The Miami Grand Prix is pegged to be one of the more exciting venues in the 2022 Formula One season, if only for the location and not the track. And the massively expensive pre-sale tickets proved exactly how much F1 is looking to make off the event. Many of those tickets have already soard to the thousands of dollars.
Yesterday, a select number of Miami Grand Prix tickets were sold via Ticketmaster to folks who had signed up to buy tickets early. Fans looking to nab their seats were consistently shocked by the prices.
The cheapest seats were located in “The Beach” area, and they cost a whopping $630. Other seats near the marina were over $1,000, while the start/finish grandstand sections were double that price.
And if you’re curious about all the prices, they are as follows:
- Turn 18: $1190 - $1550
- Turn 1: $990 - $1695
- Marina: $800 -$1015
- Fountain View: $780 - $860
- Family: $690 - $815
- Start/Finish: $1680 - $2070
- Beach: $640 - $880
Now, these are all prices for three-day passes, which means you’d be paying around $213 to $690 per day — but a lot of people were still shocked by the sheer amount of money they were being asked to spend. Unfortunately, these prices aren’t all that different when compared to other three-day F1 tickets for grandstand seating.
That last bit is the integral part: these are grandstand seats. Most road courses offer grandstand seating, but most people on a budget opt for General Admission. At the United States Grand Prix at Circuit of the Americas, for example, you can get three-day tickets for about $210. You also have 10 grandstand options, all of which appear to be larger than Miami’s grandstand options (though I’d have to run more numbers to say that with absolute certainty).

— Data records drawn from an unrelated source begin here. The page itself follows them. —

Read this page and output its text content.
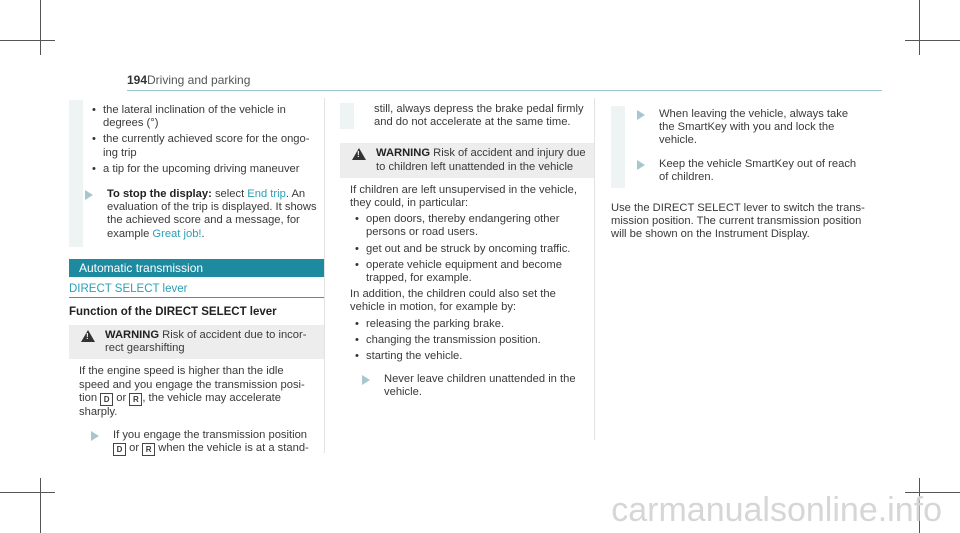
194 Driving and parking
• the lateral inclination of the vehicle in degrees (°)
• the currently achieved score for the ongoing trip
• a tip for the upcoming driving maneuver
To stop the display: select End trip. An evaluation of the trip is displayed. It shows the achieved score and a message, for example Great job!.
Automatic transmission
DIRECT SELECT lever
Function of the DIRECT SELECT lever
!
WARNING Risk of accident due to incorrect gearshifting
If the engine speed is higher than the idle speed and you engage the transmission position D or R , the vehicle may accelerate sharply.
If you engage the transmission position D or R when the vehicle is at a stand-
still, always depress the brake pedal firmly and do not accelerate at the same time.
!
WARNING Risk of accident and injury due to children left unattended in the vehicle
If children are left unsupervised in the vehicle, they could, in particular:
• open doors, thereby endangering other persons or road users.
• get out and be struck by oncoming traffic.
• operate vehicle equipment and become trapped, for example.
In addition, the children could also set the vehicle in motion, for example by:
• releasing the parking brake.
• changing the transmission position.
• starting the vehicle.
Never leave children unattended in the vehicle.
When leaving the vehicle, always take the SmartKey with you and lock the vehicle.
Keep the vehicle SmartKey out of reach of children.
Use the DIRECT SELECT lever to switch the transmission position. The current transmission position will be shown on the Instrument Display.
carmanualsonline.info
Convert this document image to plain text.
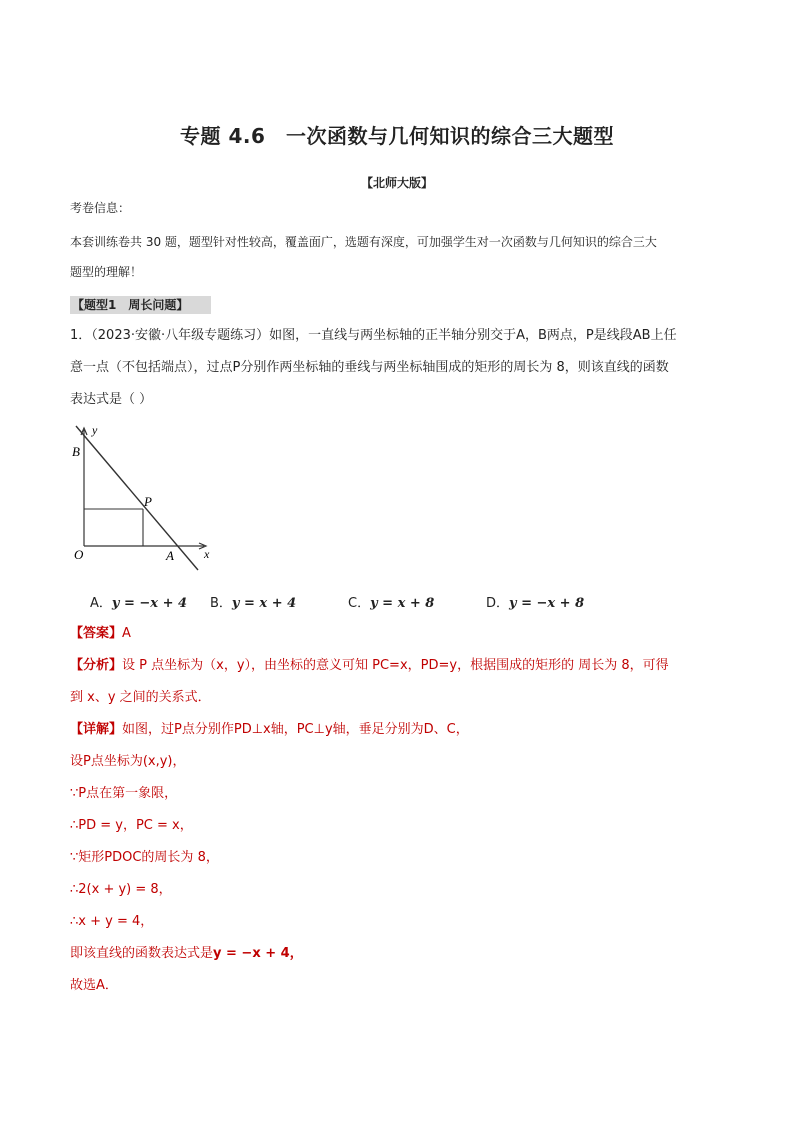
专题 4.6　一次函数与几何知识的综合三大题型
【北师大版】
考卷信息：
本套训练卷共 30 题，题型针对性较高，覆盖面广，选题有深度，可加强学生对一次函数与几何知识的综合三大
题型的理解！
【题型1　周长问题】
1．（2023·安徽·八年级专题练习）如图，一直线与两坐标轴的正半轴分别交于A，B两点，P是线段AB上任
意一点（不包括端点），过点P分别作两坐标轴的垂线与两坐标轴围成的矩形的周长为 8，则该直线的函数
表达式是（ ）
y
B
P
O	A	x
A．y = −x + 4 B．y = x + 4	C．y = x + 8	D．y = −x + 8
【答案】A
【分析】设 P 点坐标为（x，y），由坐标的意义可知 PC=x，PD=y，根据围成的矩形的 周长为 8，可得
到 x、y 之间的关系式．
【详解】如图，过P点分别作PD⊥x轴，PC⊥y轴，垂足分别为D、C，
设P点坐标为(x,y)，
∵P点在第一象限，
∴PD = y，PC = x，
∵矩形PDOC的周长为 8，
∴2(x + y) = 8，
∴x + y = 4，
即该直线的函数表达式是y = −x + 4，
故选A．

So, at COTA, you can admittedly nab some fairly cheap grandstand seats, but those are often in less-than-choice locations that require you to walk a while to get where you’re going. At Turn 9, for example, you can get bleacher seating for $350 for the weekend. But there aren’t many amenities out that way, and you have to walk a mile to get to your location. Hop in the main grandstand, though, and you can be paying $1,500 — though I’ve seen prices higher than that.
The main thing that enables a cheaper ticket price at COTA is all that general admission seating, which is something Miami likely won’t have due to the fact that it’s a street circuit built, basically, in a parking lot. It’s also a temporary circuit, which means there are extra fees associated with building and tearing down the grandstands. It would be nice to have more affordable tickets for Miami, but the nature of the circuit doesn’t really allow it.
Some venues, too, are more expensive than others, and the fact that Miami is being billed as America’s Monaco signaled that prices would be high. The cheapest grandstand tickets in Monaco in 2019 were over $700, and the pit straight grandstands in Mexico that year started at $1,500 — which meant they could easily cost more with a higher vantage point.
Trying to compare any two F1 races can be difficult since there are so many factors that enter into pricing a ticket. But the prices for Miami are, to put it pretty simply, not all that surprising.